Sakura mengerti perasaan Naruto karena ia pernah merasakannya saat Kakashi, suaminya pergi selama-lamanya. Saat itu Sakura juga mempertanyakan seperti yang Naruto tanyakan. Sakura dapat menangkap mendengar isakan kepdihan Naruto dalam tangisannya itu.
"Bukan, Naruto. Tuhan mengambil Hinata memang sudah saatnya Hinata pergi. Tuhan tidak pernah membenci makhluknya. Tuhan bukan lah pendendam seperti manusia. Tidak ada alasan Tuhan mengambil Hinata darimu karena Tuhan membencimu. Ingat aku pernah merasakan seperti yang kau rasakan, Naruto." Sakura mengambil napas pelan sebelum melanjutkan perkataannya.
"Tuhan mengambil Hinata karena Tuhan sangat menyayangi Hinata. Dia tidak ingin Hinata berlama-lama dengan penyakitnya. Kanker itu sudah menyiksa hidup Hinata selama ini. Ini adalah jalan terbaik untuk Hinata. Tuhan tidak ingin membuat siapa pun terluka. Manusia boleh bertindak tetapi Tuhan lah yang menentukannya. Aku yakin Hinata menginginkan semua ini. Ingat Naruto, Hinata tidak pergi dengan sia-sia. Hinata meninggalkan sebuah kenangan akan dirinya melalui buah cinta kalian. Dua orang anak yang sehat, hebat, dan mewarisi segala sifat maupun apa pun dari kalian berdua. Jadi jangan pernah menganggap Tuhan membencimu. Tuhan tidak pernah membenci makhluknya. Kita tidak pernah tahu rencana tentang rencana Tuhan kepada kita."
"Bagaimana bisa aku bertahan tanpa Hinata?" tanya Naruto, terisak-isak.
"Masih ada Kami. Ingat kau akan bertahan dengan dua anak kau dan Hinata. Kau akan bertahan, Naruto." Ucap Sasuke, yang memegang pundak Naruto agar tegar menghadapi masalah ini.
"Kau harus merelakannya. Biarkan dia tenang di sana. Pasti Hinata tidak akan senang melihat suaminya seperti ini. Ingat anakmu, ia juga pasti sedih kehilangan Hinata yang merupakan ibunya. Dan jangan buat sedih untuk kedua kalinya ketika melihat ayahnya seperti imi." Ucap Shikamaru, menambahkan ucapan Sakura dan Sasuke.
Naruto menangis. Dibalik semua ini, ternyata masih ada sahabat-sahabatnya yang mendukung Naruto dalam keadaan terpuruk seperti ini. Benar yang dikatakan sahabat-sahabatnya, Naruto tidak boleh menyerah setelah kepergian Hinata. Masih ada dua buah hatinya. Hinata sudah memberikan dua anak padanya. Mungkin kedua anaknya akan kekurangan kasih sayang seorang ibu tetapi Naruto akan berusaha untuk memenuhi kasih sayang sebagai seorang ayah dan ibu bersamaan. Naruto mengusap air matanya. Naruto harus bertahan.

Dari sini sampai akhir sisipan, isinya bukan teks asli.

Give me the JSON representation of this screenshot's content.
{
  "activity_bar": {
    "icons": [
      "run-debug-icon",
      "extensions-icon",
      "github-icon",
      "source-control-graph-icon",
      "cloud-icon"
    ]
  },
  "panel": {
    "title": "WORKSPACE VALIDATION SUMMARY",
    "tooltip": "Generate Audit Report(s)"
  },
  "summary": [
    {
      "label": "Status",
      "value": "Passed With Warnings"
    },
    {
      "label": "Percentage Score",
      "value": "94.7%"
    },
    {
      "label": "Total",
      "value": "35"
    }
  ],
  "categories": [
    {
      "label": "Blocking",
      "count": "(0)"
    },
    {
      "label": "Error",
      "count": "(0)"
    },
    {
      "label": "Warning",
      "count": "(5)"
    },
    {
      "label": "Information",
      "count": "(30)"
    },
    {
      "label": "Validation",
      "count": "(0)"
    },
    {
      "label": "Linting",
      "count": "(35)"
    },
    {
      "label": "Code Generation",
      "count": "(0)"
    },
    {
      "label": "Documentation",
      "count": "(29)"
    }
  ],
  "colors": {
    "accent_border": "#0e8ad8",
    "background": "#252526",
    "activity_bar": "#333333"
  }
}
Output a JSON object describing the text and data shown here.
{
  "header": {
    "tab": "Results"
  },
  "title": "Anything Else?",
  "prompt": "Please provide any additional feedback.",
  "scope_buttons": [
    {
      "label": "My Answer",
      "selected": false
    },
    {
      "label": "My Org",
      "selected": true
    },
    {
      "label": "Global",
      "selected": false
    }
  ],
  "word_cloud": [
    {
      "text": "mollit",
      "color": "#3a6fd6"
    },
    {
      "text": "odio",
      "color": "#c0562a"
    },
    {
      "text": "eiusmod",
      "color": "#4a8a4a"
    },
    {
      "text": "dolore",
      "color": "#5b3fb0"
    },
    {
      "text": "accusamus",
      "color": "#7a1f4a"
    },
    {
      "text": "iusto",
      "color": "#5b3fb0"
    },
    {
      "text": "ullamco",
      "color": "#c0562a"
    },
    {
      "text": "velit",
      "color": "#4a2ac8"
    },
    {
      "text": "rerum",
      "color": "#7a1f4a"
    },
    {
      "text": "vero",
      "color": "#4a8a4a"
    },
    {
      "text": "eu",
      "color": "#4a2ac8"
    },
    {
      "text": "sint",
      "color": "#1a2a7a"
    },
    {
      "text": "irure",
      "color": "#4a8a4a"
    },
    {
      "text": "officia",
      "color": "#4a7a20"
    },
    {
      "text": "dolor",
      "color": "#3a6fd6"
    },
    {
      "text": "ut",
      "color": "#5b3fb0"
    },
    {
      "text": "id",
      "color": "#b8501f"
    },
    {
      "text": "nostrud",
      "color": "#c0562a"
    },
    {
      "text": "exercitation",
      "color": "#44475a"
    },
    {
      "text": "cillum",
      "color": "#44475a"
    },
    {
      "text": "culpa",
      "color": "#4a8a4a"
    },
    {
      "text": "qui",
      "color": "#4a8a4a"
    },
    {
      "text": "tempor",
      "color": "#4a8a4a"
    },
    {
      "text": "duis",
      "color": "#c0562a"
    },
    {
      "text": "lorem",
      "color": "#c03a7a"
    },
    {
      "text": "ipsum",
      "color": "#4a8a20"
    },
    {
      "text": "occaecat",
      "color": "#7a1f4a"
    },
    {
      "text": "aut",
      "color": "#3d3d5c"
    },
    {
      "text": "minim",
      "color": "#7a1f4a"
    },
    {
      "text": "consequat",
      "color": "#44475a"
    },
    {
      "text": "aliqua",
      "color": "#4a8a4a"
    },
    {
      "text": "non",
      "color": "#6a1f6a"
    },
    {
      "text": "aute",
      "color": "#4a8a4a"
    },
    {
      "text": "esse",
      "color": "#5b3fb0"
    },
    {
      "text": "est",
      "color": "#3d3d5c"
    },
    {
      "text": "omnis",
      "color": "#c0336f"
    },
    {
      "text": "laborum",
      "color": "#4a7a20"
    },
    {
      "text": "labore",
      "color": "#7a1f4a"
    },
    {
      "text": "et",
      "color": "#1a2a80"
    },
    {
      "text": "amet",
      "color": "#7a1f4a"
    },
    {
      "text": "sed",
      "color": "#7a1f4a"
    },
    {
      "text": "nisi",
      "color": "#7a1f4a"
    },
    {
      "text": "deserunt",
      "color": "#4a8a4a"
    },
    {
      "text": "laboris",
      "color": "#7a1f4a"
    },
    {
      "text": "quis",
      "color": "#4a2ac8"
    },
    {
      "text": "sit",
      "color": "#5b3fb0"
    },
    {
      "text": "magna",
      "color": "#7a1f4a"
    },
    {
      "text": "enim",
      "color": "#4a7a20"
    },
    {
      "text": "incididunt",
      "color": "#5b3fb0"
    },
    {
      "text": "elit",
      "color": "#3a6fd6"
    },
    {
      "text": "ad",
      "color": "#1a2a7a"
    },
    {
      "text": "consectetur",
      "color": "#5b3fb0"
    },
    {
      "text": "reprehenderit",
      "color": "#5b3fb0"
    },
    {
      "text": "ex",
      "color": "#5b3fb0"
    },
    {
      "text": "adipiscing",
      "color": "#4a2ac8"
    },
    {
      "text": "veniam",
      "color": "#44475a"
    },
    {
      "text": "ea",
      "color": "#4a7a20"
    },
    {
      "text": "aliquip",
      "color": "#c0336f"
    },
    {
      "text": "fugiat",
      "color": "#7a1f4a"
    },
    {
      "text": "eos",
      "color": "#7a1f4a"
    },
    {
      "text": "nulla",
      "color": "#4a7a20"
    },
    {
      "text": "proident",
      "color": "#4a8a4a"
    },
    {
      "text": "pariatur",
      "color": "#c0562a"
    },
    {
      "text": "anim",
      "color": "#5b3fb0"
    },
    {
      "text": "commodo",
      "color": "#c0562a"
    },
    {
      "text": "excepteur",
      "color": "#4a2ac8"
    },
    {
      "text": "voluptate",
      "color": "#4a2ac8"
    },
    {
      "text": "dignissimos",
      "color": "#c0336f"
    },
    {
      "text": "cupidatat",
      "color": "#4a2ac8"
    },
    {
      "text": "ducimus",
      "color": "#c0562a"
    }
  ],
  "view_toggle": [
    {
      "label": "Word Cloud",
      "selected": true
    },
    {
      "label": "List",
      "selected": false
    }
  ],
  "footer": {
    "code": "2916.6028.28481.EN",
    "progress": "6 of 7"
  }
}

Naruto bangkit dan menghela napas. Naruto menunduk dan mencium batu bertuliskan Hyuga Hinata. Naruto berusaha tegar, ia menoleh ke arah sahabat-sahabatnya dan memeluk mereka. tangisan Naruto kembali pecah. Badannya menggigil, bukan karena kedinginan melainkan ia menyalurkan perasaannya pada sahabat-sahabatnya. Dalam rangkulan sahabat-sahabatnya, Naruto berusaha untuk tegar dan memulai hidup yang baru. Hinata memang pergi untuk selamanya tetapi semua kenangan Hinata akan selalu hidup dalam kedua buah hatinya dan Naruto akan menjaga hadiah terakhir yang diberikan untuk hidupnya.